10 Ekim Gar Katliamı’nın ardından, mahkeme sürecinde; Alagöz kardeşlerin IŞİD’e katıldığı, Suriye’de bomba eğitimi aldıkları, ardından telefonlarının teknik takiple dinlendiği halde yasadışı yollardan Türkiye’ye giriş yaptıkları ortaya çıkmış, ailelerinin başvurusu üzerine her iki kardeşin de emniyette ‘terör nitelikli kayıp’ olarak kayıtlarının bulunduğu ortaya çıkmıştır.

13 Kasım 2022 tarihinde yaşanan İstiklal Caddesi saldırısında da yine benzer bir ihmal yaşandığı iddiaları kamuoyu vicdanını derinden yaralamıştır. İstiklal Caddesi saldırısının faili Ahlam Albashır saldırının ardından Küçükçekmece’de bir evde yakalanmıştır. Ahlam Albashır’ın, bir erkekle 4 ay önce ülkeye yasadışı yollarla “karı-koca” kılığında girdiği ve 4 ay boyunca bir tekstil atölyesinde çalıştığı ortaya çıkmıştır.

İktidarın ve yürütme organının yarattığı güvenlik zafiyeti, görüldüğü üzere, farklı tarihlerde, farklı terör saldırılarında yüzlerce vatandaşımızın hayatını kaybetmesine, yüzlercesinin ise yaralanmasına yol açmıştır.

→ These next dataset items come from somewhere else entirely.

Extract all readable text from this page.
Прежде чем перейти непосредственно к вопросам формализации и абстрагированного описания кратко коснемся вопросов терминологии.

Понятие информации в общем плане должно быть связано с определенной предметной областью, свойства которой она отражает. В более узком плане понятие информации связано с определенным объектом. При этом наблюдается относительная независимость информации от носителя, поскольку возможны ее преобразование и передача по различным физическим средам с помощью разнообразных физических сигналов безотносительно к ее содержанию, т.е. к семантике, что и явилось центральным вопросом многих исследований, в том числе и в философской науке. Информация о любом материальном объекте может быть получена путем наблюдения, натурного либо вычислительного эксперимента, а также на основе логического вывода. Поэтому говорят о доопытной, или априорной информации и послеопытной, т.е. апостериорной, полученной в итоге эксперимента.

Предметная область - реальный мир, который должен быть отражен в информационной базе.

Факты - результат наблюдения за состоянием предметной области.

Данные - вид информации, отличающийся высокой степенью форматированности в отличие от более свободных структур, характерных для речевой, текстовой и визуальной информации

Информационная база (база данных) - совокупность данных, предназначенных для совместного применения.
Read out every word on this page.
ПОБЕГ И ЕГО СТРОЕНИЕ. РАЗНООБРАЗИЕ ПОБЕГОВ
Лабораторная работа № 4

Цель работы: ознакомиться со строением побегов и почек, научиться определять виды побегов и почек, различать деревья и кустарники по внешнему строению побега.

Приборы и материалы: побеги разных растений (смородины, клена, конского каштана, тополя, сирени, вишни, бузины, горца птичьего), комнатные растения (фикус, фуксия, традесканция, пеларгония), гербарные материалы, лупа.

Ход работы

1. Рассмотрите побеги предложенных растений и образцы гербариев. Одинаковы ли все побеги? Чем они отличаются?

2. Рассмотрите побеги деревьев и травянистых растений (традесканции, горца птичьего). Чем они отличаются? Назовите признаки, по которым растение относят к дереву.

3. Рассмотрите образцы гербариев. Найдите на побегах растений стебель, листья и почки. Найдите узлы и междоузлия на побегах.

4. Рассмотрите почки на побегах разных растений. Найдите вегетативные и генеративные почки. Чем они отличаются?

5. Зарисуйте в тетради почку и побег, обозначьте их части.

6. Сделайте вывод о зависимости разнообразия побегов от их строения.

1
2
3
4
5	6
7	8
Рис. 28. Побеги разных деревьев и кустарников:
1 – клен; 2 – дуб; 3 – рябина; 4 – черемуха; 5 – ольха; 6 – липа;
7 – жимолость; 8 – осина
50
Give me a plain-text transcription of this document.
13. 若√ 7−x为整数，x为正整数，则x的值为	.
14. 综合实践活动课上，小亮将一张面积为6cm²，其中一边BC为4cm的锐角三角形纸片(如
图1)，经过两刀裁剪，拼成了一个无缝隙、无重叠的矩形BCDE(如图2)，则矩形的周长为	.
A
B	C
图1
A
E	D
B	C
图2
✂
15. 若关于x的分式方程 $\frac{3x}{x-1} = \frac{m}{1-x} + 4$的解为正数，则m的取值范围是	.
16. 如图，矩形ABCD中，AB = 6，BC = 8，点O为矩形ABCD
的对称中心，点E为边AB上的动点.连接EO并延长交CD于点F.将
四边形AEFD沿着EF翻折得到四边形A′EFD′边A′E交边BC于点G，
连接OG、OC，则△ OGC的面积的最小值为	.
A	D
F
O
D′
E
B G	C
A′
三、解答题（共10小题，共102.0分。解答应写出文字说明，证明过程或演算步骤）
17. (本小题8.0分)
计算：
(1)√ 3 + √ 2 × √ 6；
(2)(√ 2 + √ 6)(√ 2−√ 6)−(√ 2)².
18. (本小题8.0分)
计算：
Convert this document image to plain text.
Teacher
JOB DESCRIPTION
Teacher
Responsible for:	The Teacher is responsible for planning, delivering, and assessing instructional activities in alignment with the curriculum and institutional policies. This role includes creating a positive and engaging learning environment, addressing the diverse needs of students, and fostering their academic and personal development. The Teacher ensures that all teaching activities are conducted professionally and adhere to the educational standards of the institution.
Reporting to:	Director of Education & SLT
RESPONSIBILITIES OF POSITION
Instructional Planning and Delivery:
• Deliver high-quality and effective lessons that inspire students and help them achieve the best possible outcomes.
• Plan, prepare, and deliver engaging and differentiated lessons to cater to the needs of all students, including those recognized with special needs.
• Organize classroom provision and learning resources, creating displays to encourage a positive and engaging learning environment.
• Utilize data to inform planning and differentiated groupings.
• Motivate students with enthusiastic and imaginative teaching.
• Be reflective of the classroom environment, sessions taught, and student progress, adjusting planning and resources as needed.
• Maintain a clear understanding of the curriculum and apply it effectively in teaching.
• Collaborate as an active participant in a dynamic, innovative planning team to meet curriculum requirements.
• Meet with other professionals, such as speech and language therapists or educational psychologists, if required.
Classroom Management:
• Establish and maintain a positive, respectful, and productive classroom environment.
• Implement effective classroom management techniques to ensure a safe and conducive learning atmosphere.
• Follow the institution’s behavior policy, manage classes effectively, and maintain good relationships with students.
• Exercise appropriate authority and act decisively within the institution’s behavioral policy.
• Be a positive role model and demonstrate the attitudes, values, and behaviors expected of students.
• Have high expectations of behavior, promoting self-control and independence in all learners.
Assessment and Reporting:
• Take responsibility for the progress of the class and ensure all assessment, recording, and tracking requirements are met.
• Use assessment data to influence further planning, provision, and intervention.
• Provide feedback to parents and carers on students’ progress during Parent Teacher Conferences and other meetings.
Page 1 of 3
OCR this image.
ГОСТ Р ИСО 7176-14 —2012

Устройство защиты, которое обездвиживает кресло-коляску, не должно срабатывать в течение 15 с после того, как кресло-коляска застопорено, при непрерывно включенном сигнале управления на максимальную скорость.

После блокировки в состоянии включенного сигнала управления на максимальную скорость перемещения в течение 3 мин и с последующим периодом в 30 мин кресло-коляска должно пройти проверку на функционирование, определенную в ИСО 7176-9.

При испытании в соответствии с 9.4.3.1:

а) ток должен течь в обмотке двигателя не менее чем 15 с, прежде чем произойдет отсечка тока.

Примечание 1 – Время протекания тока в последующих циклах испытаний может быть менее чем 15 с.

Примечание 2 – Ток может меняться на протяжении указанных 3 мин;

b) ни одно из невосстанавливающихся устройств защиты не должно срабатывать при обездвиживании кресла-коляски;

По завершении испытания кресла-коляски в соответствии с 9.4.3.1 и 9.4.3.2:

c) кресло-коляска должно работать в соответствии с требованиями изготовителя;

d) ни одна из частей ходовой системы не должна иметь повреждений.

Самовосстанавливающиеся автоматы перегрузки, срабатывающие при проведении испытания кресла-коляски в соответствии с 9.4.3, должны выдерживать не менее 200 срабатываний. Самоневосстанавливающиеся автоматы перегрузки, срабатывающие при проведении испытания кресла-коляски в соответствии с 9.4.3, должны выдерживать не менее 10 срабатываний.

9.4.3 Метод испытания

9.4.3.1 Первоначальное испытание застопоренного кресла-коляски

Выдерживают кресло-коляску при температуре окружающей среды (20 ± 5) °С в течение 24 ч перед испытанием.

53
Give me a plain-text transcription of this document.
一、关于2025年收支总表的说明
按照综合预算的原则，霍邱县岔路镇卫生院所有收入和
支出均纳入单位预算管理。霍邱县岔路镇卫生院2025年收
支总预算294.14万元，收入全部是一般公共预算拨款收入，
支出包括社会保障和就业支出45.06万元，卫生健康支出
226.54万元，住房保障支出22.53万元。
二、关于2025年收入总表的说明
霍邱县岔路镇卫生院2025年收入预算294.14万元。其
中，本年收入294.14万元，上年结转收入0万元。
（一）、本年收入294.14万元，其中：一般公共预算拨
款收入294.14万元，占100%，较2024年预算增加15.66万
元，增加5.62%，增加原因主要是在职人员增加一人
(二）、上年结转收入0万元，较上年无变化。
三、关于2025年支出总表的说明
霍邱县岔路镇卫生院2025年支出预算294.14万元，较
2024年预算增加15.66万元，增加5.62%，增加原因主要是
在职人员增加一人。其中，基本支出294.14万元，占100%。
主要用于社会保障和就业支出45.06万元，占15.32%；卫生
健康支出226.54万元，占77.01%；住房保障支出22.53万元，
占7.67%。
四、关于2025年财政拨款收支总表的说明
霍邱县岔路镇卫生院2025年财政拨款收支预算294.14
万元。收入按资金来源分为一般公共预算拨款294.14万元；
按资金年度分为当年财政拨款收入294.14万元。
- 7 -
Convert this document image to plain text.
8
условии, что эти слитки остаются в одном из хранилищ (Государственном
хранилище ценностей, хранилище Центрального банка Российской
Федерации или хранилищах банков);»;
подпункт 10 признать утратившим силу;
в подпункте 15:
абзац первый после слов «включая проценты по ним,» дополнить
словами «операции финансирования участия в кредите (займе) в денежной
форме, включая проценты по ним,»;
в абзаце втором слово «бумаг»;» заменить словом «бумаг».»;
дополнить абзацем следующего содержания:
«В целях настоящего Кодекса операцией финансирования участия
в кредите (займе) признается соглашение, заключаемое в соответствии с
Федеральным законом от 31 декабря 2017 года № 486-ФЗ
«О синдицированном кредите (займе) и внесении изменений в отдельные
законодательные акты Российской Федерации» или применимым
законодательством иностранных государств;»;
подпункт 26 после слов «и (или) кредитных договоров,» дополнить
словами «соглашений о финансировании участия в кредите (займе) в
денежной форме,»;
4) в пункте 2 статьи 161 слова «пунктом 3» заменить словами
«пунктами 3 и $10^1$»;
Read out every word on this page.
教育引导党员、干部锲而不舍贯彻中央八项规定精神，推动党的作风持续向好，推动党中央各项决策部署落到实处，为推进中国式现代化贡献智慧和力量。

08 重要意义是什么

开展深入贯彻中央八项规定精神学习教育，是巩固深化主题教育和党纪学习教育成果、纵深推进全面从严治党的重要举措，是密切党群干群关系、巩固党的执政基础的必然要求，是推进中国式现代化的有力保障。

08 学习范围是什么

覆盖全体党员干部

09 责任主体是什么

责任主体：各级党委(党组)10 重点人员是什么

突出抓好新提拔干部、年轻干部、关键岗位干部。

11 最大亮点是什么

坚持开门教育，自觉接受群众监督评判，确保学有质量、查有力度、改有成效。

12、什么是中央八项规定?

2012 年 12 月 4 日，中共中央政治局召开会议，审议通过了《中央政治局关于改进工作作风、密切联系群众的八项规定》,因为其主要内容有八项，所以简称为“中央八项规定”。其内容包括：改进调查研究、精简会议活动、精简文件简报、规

Yukarıda özetlenen veriler ışığında, bir daha böyle zafiyetlerin ya da ihmallerin yaşanmaması için, 13 Kasım 2022 İstiklal Caddesi saldırısı başta olmak üzere, yakın tarihte yaşanan terör saldırılarının faillerinin ve bağlantılarının araştırılması için bir araştırma komisyonunun Meclis çatısı altında kurulması gerekli görülmektedir.